Background: Worldwide, millions of women seek treatment for early pregnancy loss (EPL) annually. Medical management with misoprostol is widely used, but only effective 60% of the time. Pre-treatment with mifepristone prior to misoprostol might improve the success rate of medical management. Methods: This was a multi-centre, double-blind, placebo-controlled randomised trial in 17 Dutch hospitals. Women with a non-viable pregnancy between 6 and 14 weeks of gestation were eligible for inclusion after at least one week of expectant management. Participants were randomised (1:1) between oral mifepristone 600 mg or an oral placebo tablet. Participants took 400 mg misoprostol orally, repeated after four hours on day two and, if necessary, day three.

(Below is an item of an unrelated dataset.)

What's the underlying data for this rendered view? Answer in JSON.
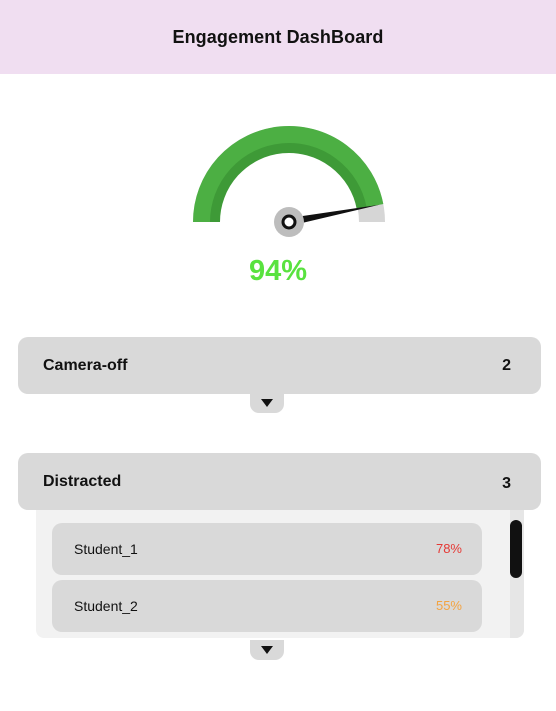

Primary outcome was expulsion of gestational sac and endometrial thickness <15 mm after 68 weeks. Analyses were done according to intention-to-treat principles. This trial is registered with ClinicalTrials.gov, NCT03212352. Findings: Between June 28th 2018 and January 8th 2020, 175 women were randomised to mifepristone and 176 to placebo, including 344 in the intention-to-treat analysis. In the mifepristone group 136 (79.1%) of 172 participants reached complete evacuation compared to 101 (58.7%) of 172 participants in the placebo group (p<0.0001, RR 1.35, 95% CI 1.16-1.56). Incidence of serious adverse events was significantly lower in the mifepristone group with 24 (14%) patients affected versus 55 (32%) in the placebo group (p = 0.0005). Interpretation: Pre-treatment with mifepristone prior to misoprostol was more effective than misoprostol alone in managing EPL.